# Lecture Notes

math121b:04-15

## Concepts

There is nothing you cannot illustrate by drawing two circles.

Sample Space : just a set, usually denoted as $\Omega$. Elements of $\Omega$ are called outcome. Certain nice subsets of $\Omega$ are called events. (In practice, all subsets that you can cook up are 'nice'.)

Probability : given an event $A \In \Omega$, $\P(A)$ is a real number, called the 'probability' that $A$ happens. It needs to satisfy the following conditions

• $\P(A) \in [0, 1]$, and $\P(\Omega) = 1, \P(\emptyset) = 0$
• If $A_1, A_2$ are events, that are mutually exclusive, i.e. $A_1 \cap A_2 = \emptyset$, then $\P(A_1 \cup A_2) = \P(A_1) + \P(A_2)$. More generally, if you are given countably many mutually exclusive events $A_1, A_2, \cdots$, then $\P(\cup_i A_i ) = \sum_i \P(A_i)$.

I will call $\P$ a probability measure on $\Omega$.

Independence : we say two events $A, B$ are independent, if $\P(A \cap B) = \P(A) \P(B)$.

Conditional Probability : suppose we want to know “given that $A$ happens, what is the probability $B$ will happen?” $$\P(A | B) := \frac{ \P(A \cap B) } {\P(B) }$$

The product rule $$\P(A \cap B) = \P(A | B) \P(B) = \P(B | A) \P(A)$$

Bayes Formula Suppose you know $\P(A),\P(B)$ and $\P(B | A)$, then you can know $\P(A | B)$ $$\P(A | B) = \frac{\P(B | A) \P(A)}{\P(B)}.$$

Random Variable A random variable is a (measurable) function $X: \Omega \to \R$.

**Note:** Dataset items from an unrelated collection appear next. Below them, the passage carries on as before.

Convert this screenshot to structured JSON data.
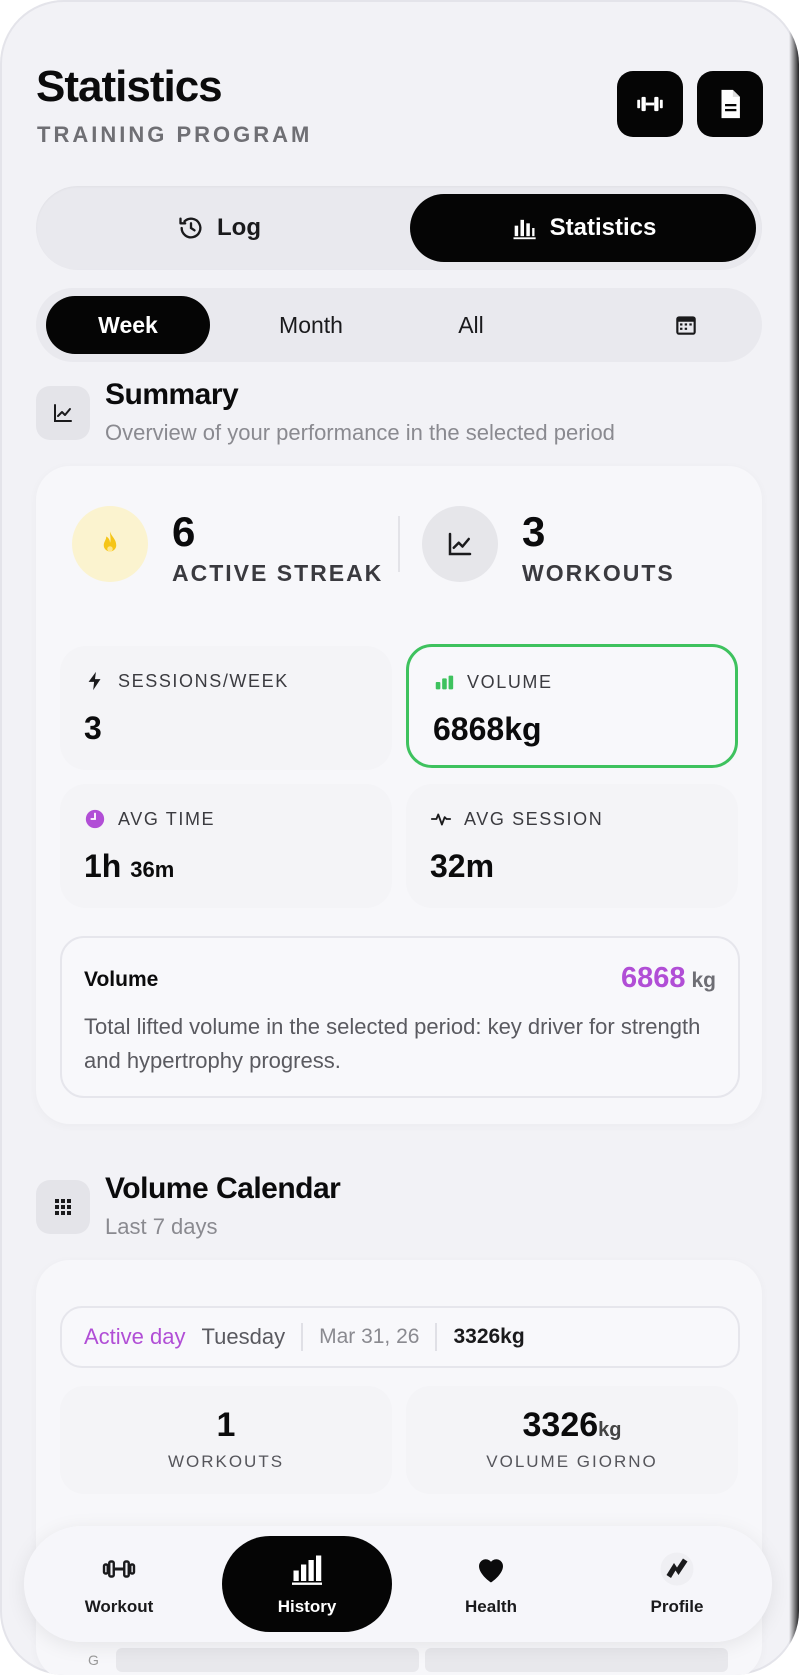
{
  "header": {
    "title": "Statistics",
    "subtitle": "TRAINING PROGRAM"
  },
  "view_toggle": {
    "log_label": "Log",
    "statistics_label": "Statistics",
    "selected": "Statistics"
  },
  "period_tabs": {
    "items": [
      "Week",
      "Month",
      "All"
    ],
    "selected": "Week"
  },
  "summary": {
    "title": "Summary",
    "subtitle": "Overview of your performance in the selected period",
    "streak": {
      "value": "6",
      "label": "ACTIVE STREAK"
    },
    "workouts": {
      "value": "3",
      "label": "WORKOUTS"
    },
    "tiles": {
      "sessions_week": {
        "label": "SESSIONS/WEEK",
        "value": "3"
      },
      "volume": {
        "label": "VOLUME",
        "value": "6868kg"
      },
      "avg_time": {
        "label": "AVG TIME",
        "value_main": "1h",
        "value_small": "36m"
      },
      "avg_session": {
        "label": "AVG SESSION",
        "value": "32m"
      }
    },
    "info": {
      "title": "Volume",
      "value": "6868",
      "unit": "kg",
      "text": "Total lifted volume in the selected period: key driver for strength and hypertrophy progress."
    }
  },
  "volume_calendar": {
    "title": "Volume Calendar",
    "subtitle": "Last 7 days",
    "active_row": {
      "active_label": "Active day",
      "day": "Tuesday",
      "date": "Mar 31, 26",
      "volume": "3326kg"
    },
    "workouts": {
      "value": "1",
      "label": "WORKOUTS"
    },
    "day_volume": {
      "value": "3326",
      "unit": "kg",
      "label": "VOLUME GIORNO"
    },
    "strip_label": "G"
  },
  "tabbar": {
    "workout": "Workout",
    "history": "History",
    "health": "Health",
    "profile": "Profile",
    "selected": "History"
  },
  "colors": {
    "accent_purple": "#b14ed6",
    "active_green": "#3ec25e",
    "dark": "#050505",
    "streak_yellow": "#f5c518"
  }
}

The distribution of a random variable, is a probability measure on $\R$, such that given an interval $(a,b) \In \R$, we define $$\P_X( (a,b)) = \P( \{ \omega \in \Omega | X(\omega) \in (a,b) \}).$$ This is like we are pushing forward the probability measure on $\Omega$ to $\R$.

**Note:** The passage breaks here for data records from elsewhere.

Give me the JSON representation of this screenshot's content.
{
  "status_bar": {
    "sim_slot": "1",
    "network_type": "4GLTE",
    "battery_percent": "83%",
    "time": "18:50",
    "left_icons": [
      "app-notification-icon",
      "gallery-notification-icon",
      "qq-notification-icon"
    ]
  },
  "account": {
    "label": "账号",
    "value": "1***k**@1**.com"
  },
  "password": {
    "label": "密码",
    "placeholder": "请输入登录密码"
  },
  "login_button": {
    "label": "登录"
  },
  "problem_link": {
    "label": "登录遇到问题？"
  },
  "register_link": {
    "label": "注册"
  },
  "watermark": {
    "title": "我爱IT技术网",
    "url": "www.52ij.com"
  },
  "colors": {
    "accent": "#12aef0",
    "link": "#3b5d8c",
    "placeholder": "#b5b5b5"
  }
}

Probability Density Suppose $\P$ is a probability measure on $\R$, then sometimes we can find a function $\rho(x)$, such that $$\P( (a,b) ) = \int_a^b \rho(x) dx$$ In this case, we call $\rho(x)$ the density of $\P$ (with respect to $dx$).

This generalizes to more than one variables.

Joint density, conditional density Suppose we have a probability density on $\R^2$, denoted as $\rho_{XY}(x,y)$ with the meaning $$\P( X \in (a,b), Y \in (c,d)) = \int_{x:a}^b \int_{y:c}^d \rho_{XY}(x,y) dx dy.$$ Suppose we know that $Y$ is near $y_0$, we want to know that given this information, how is $X$ distributed, then we have $$\rho_{X|Y}(x|y=y_0) \propto \rho_{XY}(x, y_0)$$ This is a function of $x$, we just need to 'renormalize' it so that the integral of $x$ over $\R$ is $1$. This gives $$\rho_{X|Y}(x|y=y_0) = \frac{ \rho_{XY}(x, y_0)}{ \int_\R \rho_{XY}(x', y_0) dx' }.$$

## How to play the probability game?

First thing first, find out what is $\Omega$ and $\P$.

Be aware when someone say: “let me randomly choose ….”

Here is an interesting example: Bertrand Paradox

Another hard example: let $M$ be a random symmetric matrix of size $N \times N$, where each entry is iid Gausian. Question: how does eigenvalues of this matrix distribute?